Banyak penyair lupa bahwa intensi kata-kata terletak pada penafsirannya. Kita membaca Arthur Rimbaud, Ernest Hemingway, Jean Paul Sartre, Kahlil Gibran, Jacques Derrida, Octavio Paz, Pablo Neruda, dan sederet tokoh lain tapi kita tak memperoleh penghayatan apapun, pikiran bebal, jiwa kosong melompong. Adalah sebuah kenyataan yang ironis bila seorang penyair tak mengakrabi kata-kata sebagi dunianya, dan masih juga marah-marah bila dikritik dan dianggap menulis karya-karya yang tak bernilai sastra. Pada kenyataannya masih begitu banyak penyair mentah yang tidak belajar menafsir dan tidak mau menerima kritik yang justru sanggup memberi kesadaran baru.

Dalam proses kritik kreatif sesunguhnya kritikus melemparkan sebuah kemungkinan pembacaan yang terbuka, yang aspiratif dan mengundang pembaca untuk lebih dalam mengali karya itu sendiri. Kritikus tidak harus mendasarkan diri semata-mata pada suatu metode, justru seharusnya mereka menciptakan metode sendiri yang tepat dalam pendekatannya, segala metode hanyalah sebuah alat untuk membongkar sajak. Pendekatan yang paling tepat adalah kearifan dan keakaraban pembaca dengan obyeknya, oleh karena itu pembaca yang baik pasti mampu berperan sebagai seorang kritikus yang baik pula.
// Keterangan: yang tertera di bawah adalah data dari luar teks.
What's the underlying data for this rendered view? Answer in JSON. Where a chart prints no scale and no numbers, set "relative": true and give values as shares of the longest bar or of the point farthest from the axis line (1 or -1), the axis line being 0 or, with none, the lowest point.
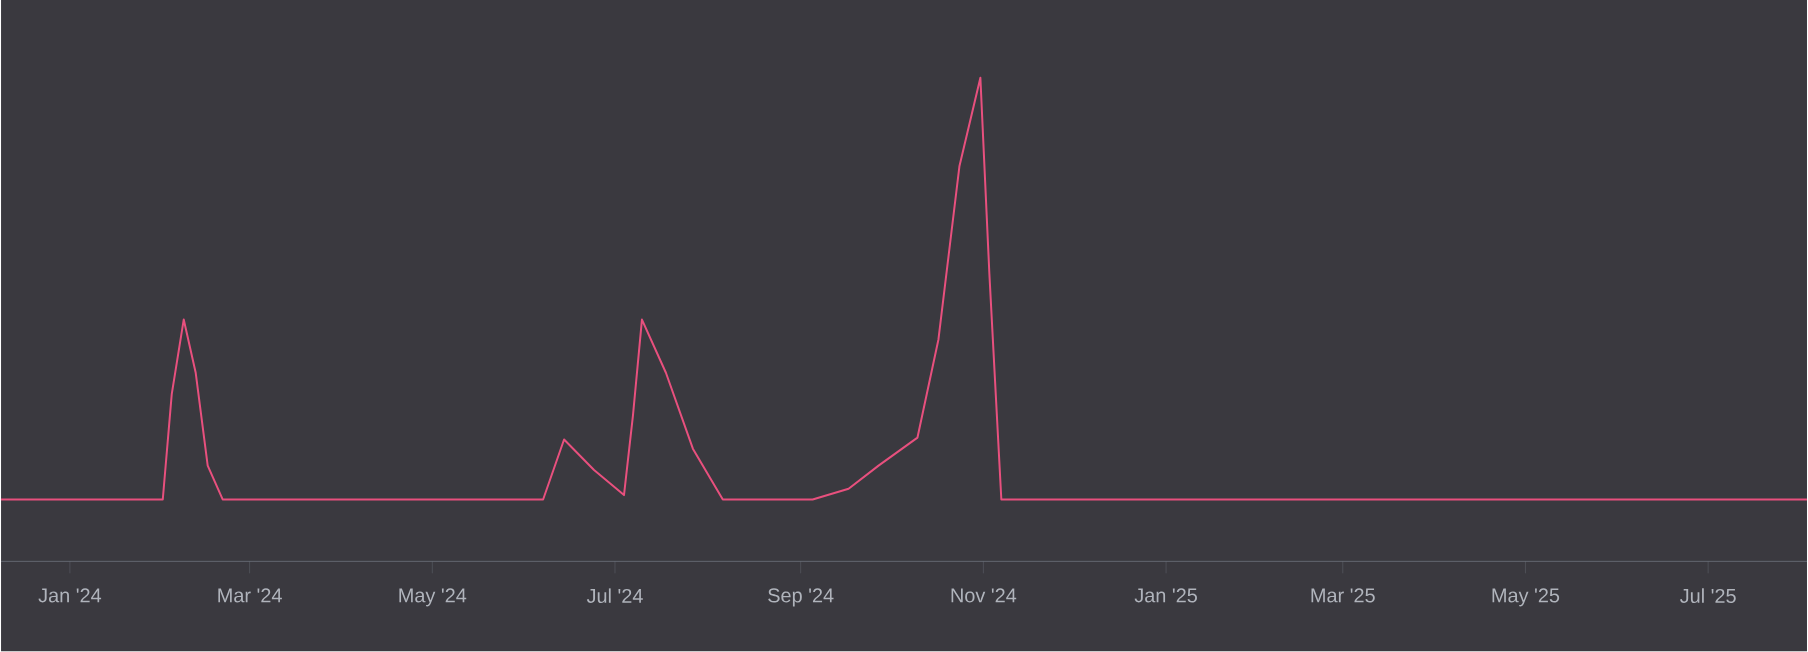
{
  "chart_data": {
    "type": "line",
    "relative": true,
    "color": "#e8507e",
    "x": [
      "2023-12-09",
      "2024-02-01",
      "2024-02-04",
      "2024-02-08",
      "2024-02-12",
      "2024-02-16",
      "2024-02-21",
      "2024-06-07",
      "2024-06-14",
      "2024-06-24",
      "2024-07-04",
      "2024-07-07",
      "2024-07-10",
      "2024-07-18",
      "2024-07-27",
      "2024-08-06",
      "2024-09-05",
      "2024-09-17",
      "2024-09-27",
      "2024-10-10",
      "2024-10-17",
      "2024-10-24",
      "2024-10-31",
      "2024-11-03",
      "2024-11-07",
      "2025-08-03"
    ],
    "values": [
      0.128,
      0.128,
      0.346,
      0.5,
      0.39,
      0.198,
      0.128,
      0.128,
      0.252,
      0.189,
      0.137,
      0.302,
      0.5,
      0.39,
      0.233,
      0.128,
      0.128,
      0.15,
      0.198,
      0.256,
      0.459,
      0.817,
      1,
      0.595,
      0.128,
      0.128
    ],
    "xlim": [
      "2023-12-09",
      "2025-08-03"
    ],
    "xticks": [
      {
        "value": "2024-01-01",
        "label": "Jan '24"
      },
      {
        "value": "2024-03-01",
        "label": "Mar '24"
      },
      {
        "value": "2024-05-01",
        "label": "May '24"
      },
      {
        "value": "2024-07-01",
        "label": "Jul '24"
      },
      {
        "value": "2024-09-01",
        "label": "Sep '24"
      },
      {
        "value": "2024-11-01",
        "label": "Nov '24"
      },
      {
        "value": "2025-01-01",
        "label": "Jan '25"
      },
      {
        "value": "2025-03-01",
        "label": "Mar '25"
      },
      {
        "value": "2025-05-01",
        "label": "May '25"
      },
      {
        "value": "2025-07-01",
        "label": "Jul '25"
      }
    ]
  }
}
Apa pun hasil yang ia peroleh sepanjang sanggup menyuarakan kebenaran yang mengangkat harkat dan martabat sastra maka intensi pembaca telah menemukan titik temunya dengan intensi penyair.

Sesungguhnya intensi pembaca cukup penting untuk dipahami sebagai sebuah proses integral yang berkesinambungan mulai semenjak proses pengendapan sublimitas diri seorang penyair yang lahir secara spontan berdasar realitas kehidupan maupun lewat perenungan yang mendalam, hingga merasuk ke dalam intensi kata di mana diharapkan pilihan kata-kata itu mampu mewakili atau merepresentasikan kejujuran yang universal (universal truth) sebagai cermin dari realitas kehidupan manusia itu sendiri. Kata dalam sajak harus mewujudkan kearifan dan keluasan pandang, menciptakan keindahan yang hakiki, mampu menyentuh, menggerakkan, membuai, menyemangati, mengetarkan, dan bergema ke dalam relung hati pembaca. Intensi pembaca menjadi penting karena pembaca membutuhkan karya yang baik, yang berbobot, yang sugestif, inspiratif merangsang kepekaan dan mendorong kreativitas dalam diri mereka juga.
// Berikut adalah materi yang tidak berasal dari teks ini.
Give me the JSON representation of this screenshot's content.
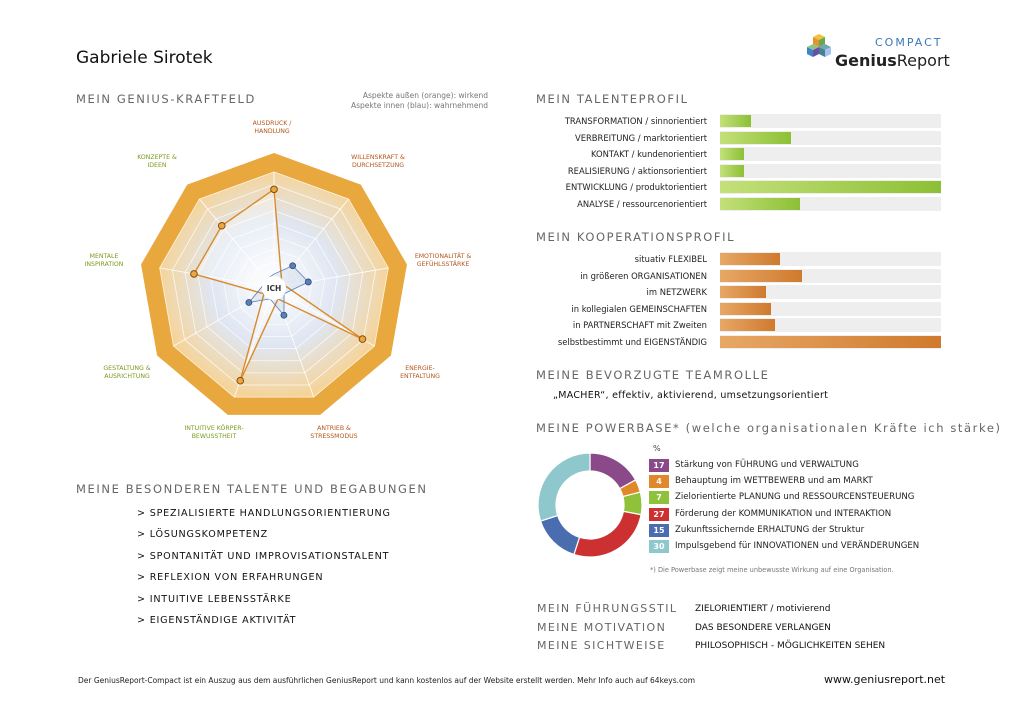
{
  "header": {
    "name": "Gabriele Sirotek",
    "logo_compact": "COMPACT",
    "logo_genius": "Genius",
    "logo_report": "Report"
  },
  "kraftfeld": {
    "title": "MEIN GENIUS-KRAFTFELD",
    "note_line1": "Aspekte außen (orange): wirkend",
    "note_line2": "Aspekte innen (blau): wahrnehmend",
    "center": "ICH",
    "axes": [
      {
        "line1": "AUSDRUCK /",
        "line2": "HANDLUNG",
        "color": "orange",
        "outer": 0.85,
        "inner": 0.12
      },
      {
        "line1": "WILLENSKRAFT &",
        "line2": "DURCHSETZUNG",
        "color": "orange",
        "outer": 0.1,
        "inner": 0.25
      },
      {
        "line1": "EMOTIONALITÄT &",
        "line2": "GEFÜHLSSTÄRKE",
        "color": "orange",
        "outer": 0.1,
        "inner": 0.3
      },
      {
        "line1": "ENERGIE-",
        "line2": "ENTFALTUNG",
        "color": "orange",
        "outer": 0.88,
        "inner": 0.1
      },
      {
        "line1": "ANTRIEB &",
        "line2": "STRESSMODUS",
        "color": "orange",
        "outer": 0.1,
        "inner": 0.25
      },
      {
        "line1": "INTUITIVE KÖRPER-",
        "line2": "BEWUSSTHEIT",
        "color": "green",
        "outer": 0.85,
        "inner": 0.1
      },
      {
        "line1": "GESTALTUNG &",
        "line2": "AUSRICHTUNG",
        "color": "green",
        "outer": 0.1,
        "inner": 0.25
      },
      {
        "line1": "MENTALE",
        "line2": "INSPIRATION",
        "color": "green",
        "outer": 0.7,
        "inner": 0.1
      },
      {
        "line1": "KONZEPTE &",
        "line2": "IDEEN",
        "color": "green",
        "outer": 0.7,
        "inner": 0.1
      }
    ]
  },
  "talente": {
    "title": "MEINE BESONDEREN TALENTE UND BEGABUNGEN",
    "items": [
      "> SPEZIALISIERTE HANDLUNGSORIENTIERUNG",
      "> LÖSUNGSKOMPETENZ",
      "> SPONTANITÄT UND IMPROVISATIONSTALENT",
      "> REFLEXION VON ERFAHRUNGEN",
      "> INTUITIVE LEBENSSTÄRKE",
      "> EIGENSTÄNDIGE AKTIVITÄT"
    ]
  },
  "talentprofil": {
    "title": "MEIN TALENTEPROFIL",
    "rows": [
      {
        "label": "TRANSFORMATION / sinnorientiert",
        "value": 0.14
      },
      {
        "label": "VERBREITUNG / marktorientiert",
        "value": 0.32
      },
      {
        "label": "KONTAKT / kundenorientiert",
        "value": 0.11
      },
      {
        "label": "REALISIERUNG / aktionsorientiert",
        "value": 0.11
      },
      {
        "label": "ENTWICKLUNG / produktorientiert",
        "value": 1.0
      },
      {
        "label": "ANALYSE / ressourcenorientiert",
        "value": 0.36
      }
    ]
  },
  "kooperation": {
    "title": "MEIN KOOPERATIONSPROFIL",
    "rows": [
      {
        "label": "situativ FLEXIBEL",
        "value": 0.27
      },
      {
        "label": "in größeren ORGANISATIONEN",
        "value": 0.37
      },
      {
        "label": "im NETZWERK",
        "value": 0.21
      },
      {
        "label": "in kollegialen GEMEINSCHAFTEN",
        "value": 0.23
      },
      {
        "label": "in PARTNERSCHAFT mit Zweiten",
        "value": 0.25
      },
      {
        "label": "selbstbestimmt und EIGENSTÄNDIG",
        "value": 1.0
      }
    ]
  },
  "teamrolle": {
    "title": "MEINE BEVORZUGTE TEAMROLLE",
    "value": "„MACHER“, effektiv, aktivierend, umsetzungsorientiert"
  },
  "powerbase": {
    "title": "MEINE POWERBASE* (welche organisationalen Kräfte ich stärke)",
    "percent": "%",
    "items": [
      {
        "value": 17,
        "num": "17",
        "label": "Stärkung von FÜHRUNG und VERWALTUNG",
        "color": "#8a4a8a"
      },
      {
        "value": 4,
        "num": "4",
        "label": "Behauptung im WETTBEWERB und am MARKT",
        "color": "#e0882a"
      },
      {
        "value": 7,
        "num": "7",
        "label": "Zielorientierte PLANUNG und RESSOURCENSTEUERUNG",
        "color": "#8fc23a"
      },
      {
        "value": 27,
        "num": "27",
        "label": "Förderung der KOMMUNIKATION und INTERAKTION",
        "color": "#cc3030"
      },
      {
        "value": 15,
        "num": "15",
        "label": "Zukunftssichernde ERHALTUNG der Struktur",
        "color": "#4a6db0"
      },
      {
        "value": 30,
        "num": "30",
        "label": "Impulsgebend für INNOVATIONEN und VERÄNDERUNGEN",
        "color": "#8ec8cc"
      }
    ],
    "footnote": "*) Die Powerbase zeigt meine unbewusste Wirkung auf eine Organisation."
  },
  "styles": [
    {
      "label": "MEIN FÜHRUNGSSTIL",
      "value": "ZIELORIENTIERT / motivierend"
    },
    {
      "label": "MEINE MOTIVATION",
      "value": "DAS BESONDERE VERLANGEN"
    },
    {
      "label": "MEINE SICHTWEISE",
      "value": "PHILOSOPHISCH - MÖGLICHKEITEN SEHEN"
    }
  ],
  "footer": {
    "text": "Der GeniusReport-Compact ist ein Auszug aus dem ausführlichen GeniusReport und kann kostenlos auf der Website erstellt werden. Mehr Info auch auf 64keys.com",
    "website": "www.geniusreport.net"
  },
  "colors": {
    "orange_bar": "#d98a3a",
    "green_bar": "#9ccc45",
    "radar_orange": "#e8a83e",
    "radar_blue": "#5a7fb5"
  }
}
Oleh karena itu sajak yang gagal merepresantasikan keterkaitan tiga proses tersebut umumnya adalah sajak yang lahir tanpa niatan penyair yang sublim, ditulis asal jadi atau dengan niat asal menulis, dimana penyair tidak menyadari niatannya sendiri yang hakiki, penyair tidak menyadari intensi kata-kata yang dipilihnya, malas menafsir dan memberikan penafsiran, kata yang dipilih asal bunyi, asal berirama, asal merdu namun dangkal dalam pemikiran, gagap dalam pengucapan, dan hampa dalam makna.

Sebuah sajak karya Hasan Aspahani di bawah ini barangkali dapat membantu kita memahami seluruh proses penelusuran intensi sebagaimana saya ungkapkan di atas:

Kamus Empat Kata Berhuruf Awal J
jeramah: serupa inikah rasa enggan itu? telapak tanganmu
di punggungku. aku menduga cinta itu merasuk
lewat jemarimu. dua dada telanjang. dua mulut
bercengkeraman. ada kata yang belum tuntas
dibicarakan. "Sudah malam, sudah malam,"
aku masih ragu, engkau pun tak kunjung faham.
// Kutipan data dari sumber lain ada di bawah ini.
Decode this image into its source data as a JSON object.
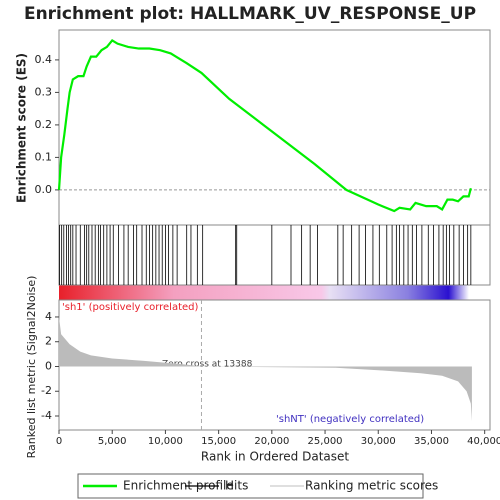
{
  "chart_data": [
    {
      "type": "line",
      "title": "Enrichment plot: HALLMARK_UV_RESPONSE_UP",
      "ylabel": "Enrichment score (ES)",
      "xlim": [
        0,
        40500
      ],
      "ylim": [
        -0.108,
        0.492
      ],
      "yticks": [
        {
          "value": 0,
          "label": "0.0"
        },
        0.1,
        0.2,
        0.3,
        0.4
      ],
      "series": [
        {
          "name": "Enrichment profile",
          "color": "#00ee00",
          "x": [
            0,
            200,
            500,
            800,
            1000,
            1300,
            1800,
            2300,
            2600,
            3000,
            3500,
            4000,
            4500,
            5000,
            5500,
            6500,
            7500,
            8500,
            9500,
            10500,
            11000,
            12000,
            13388,
            16000,
            20000,
            24000,
            27000,
            29000,
            30000,
            31500,
            32000,
            33000,
            33500,
            34500,
            35500,
            36000,
            36500,
            37000,
            37500,
            38000,
            38500,
            38700
          ],
          "values": [
            0,
            0.1,
            0.17,
            0.25,
            0.3,
            0.34,
            0.35,
            0.35,
            0.38,
            0.41,
            0.41,
            0.43,
            0.44,
            0.46,
            0.45,
            0.44,
            0.435,
            0.435,
            0.43,
            0.42,
            0.41,
            0.39,
            0.36,
            0.28,
            0.18,
            0.08,
            0,
            -0.03,
            -0.045,
            -0.065,
            -0.055,
            -0.06,
            -0.04,
            -0.05,
            -0.05,
            -0.06,
            -0.03,
            -0.03,
            -0.035,
            -0.02,
            -0.02,
            0.005
          ]
        }
      ]
    },
    {
      "type": "rug",
      "xlim": [
        0,
        40500
      ],
      "series": [
        {
          "name": "Hits",
          "color": "#000000",
          "x": [
            50,
            250,
            450,
            700,
            900,
            1100,
            1300,
            1600,
            2000,
            2400,
            2600,
            2800,
            3100,
            3400,
            3700,
            3900,
            4200,
            4500,
            4800,
            5100,
            5600,
            6100,
            6500,
            7000,
            7300,
            7800,
            8200,
            8500,
            8800,
            9100,
            9400,
            9700,
            10000,
            10300,
            10700,
            11100,
            12000,
            12400,
            13000,
            13500,
            16600,
            16700,
            20000,
            21800,
            22800,
            23600,
            24300,
            26200,
            26700,
            27500,
            28200,
            28800,
            29500,
            30100,
            30800,
            31300,
            31700,
            32000,
            32400,
            32800,
            33200,
            33600,
            34100,
            34700,
            35200,
            35700,
            36100,
            36400,
            36700,
            37100,
            37600,
            38000,
            38400,
            38700
          ]
        }
      ]
    },
    {
      "type": "area",
      "xlabel": "Rank in Ordered Dataset",
      "ylabel": "Ranked list metric (Signal2Noise)",
      "xlim": [
        0,
        40500
      ],
      "ylim": [
        -5.13,
        5.37
      ],
      "yticks": [
        4,
        2,
        0,
        -2,
        -4
      ],
      "xticks": [
        0,
        {
          "value": 5000,
          "label": "5,000"
        },
        {
          "value": 10000,
          "label": "10,000"
        },
        {
          "value": 15000,
          "label": "15,000"
        },
        {
          "value": 20000,
          "label": "20,000"
        },
        {
          "value": 25000,
          "label": "25,000"
        },
        {
          "value": 30000,
          "label": "30,000"
        },
        {
          "value": 35000,
          "label": "35,000"
        },
        {
          "value": 40000,
          "label": "40,000"
        }
      ],
      "annotations": [
        "'sh1' (positively correlated)",
        "Zero cross at 13388",
        "'shNT' (negatively correlated)"
      ],
      "zero_cross": 13388,
      "series": [
        {
          "name": "Ranking metric scores",
          "color": "#bbbbbb",
          "x": [
            0,
            200,
            500,
            1000,
            2000,
            3000,
            5000,
            8000,
            10000,
            12000,
            13388,
            26000,
            30000,
            34000,
            36000,
            37500,
            38300,
            38700,
            38800
          ],
          "values": [
            4.0,
            2.6,
            2.3,
            1.8,
            1.2,
            0.9,
            0.65,
            0.45,
            0.3,
            0.15,
            0,
            -0.1,
            -0.3,
            -0.55,
            -0.75,
            -1.2,
            -2.0,
            -3.0,
            -4.4
          ]
        }
      ]
    }
  ]
}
jerabak: ada pelabuhan, dua berjauhan. aku di tepi danau
ini, kau di seberang sana. tak ada yang ingin
jadi perahu. lalu waktu melapukkan tiang-tiang.
kita terbengkalai, dalam penungguan yang lalai.

jerau: bulan merah tua. warna yang dikirim api dan asap,
padang yang terbakar di sana: hati lapang kita.
jangan berharap pada hujan. ini kemarau bukan?
jangan menunggu malam berubah warna, sayang,
(merah ini kelak semakin menua).

jerah: lalu kita saling mengembara, saling menghindari.
aku menemukan dia di mana-mana. (engkau jugakah?)
tapi dia tak menunjukkan jalanku menemukanmu.
aku menemukannya di setiap singgah. (engkau jugakah?)
dia menawarkan lelah, dan merayuku agar menyerah.

April 2004

Ada catatan pelengkap puisi ini di www.sejuta-puisi.blogspot.com

Tanpa melihat catatan pelengkap yang melatarbelakangi proses penulisan yang mengiringi kelahiran sajak itu barangkali kita akan merasa sangat kesulitan untuk dapat memberikan penafsiran atas karya ini, justru lewat penelusuran proses itulah kita memperoleh gambaran bahwa intensi penyair yang kuat telah menjadi latar belakang lahirnya sajak eksperimental ini sesuai dengan pernyataan si penyair dalam catatannya. Menggangu atau tidaknya kehadiran catatan yang mengiringi lahirnya proses penulisan karya tersebut, Hasan telah memberikan contoh yang sangat bermakna bagaimana seharusnya seorang penyair bersikap, manakala ia merasa terpanggil untuk memberikan sedikit interpretasi atas pembacaaan karyanya, manakala ada keraguan bahwa orang lain bisa saja gagal memberikan penafsiran atau tak mampu sama sekali memberikan penafsiran. Dalam kondisi ini sebetulnya dibutuhkan peran seorang kritikus yang baik yang diharapkan mampu menjembatani intensi penyair dengan intensi pembaca, namun seorang kritikus bukanlah seorang paranormal yang serba tahu. Kritikus bukan dewa yang selalu benar, mereka bisa saja salah dan itu adalah sebuah kondisi yang sangat wajar, karena peran kritikus adalah sekedar memberikan sebuah alternatif dan alternatif itu bukanlah sebuah penilaian yang mutlak.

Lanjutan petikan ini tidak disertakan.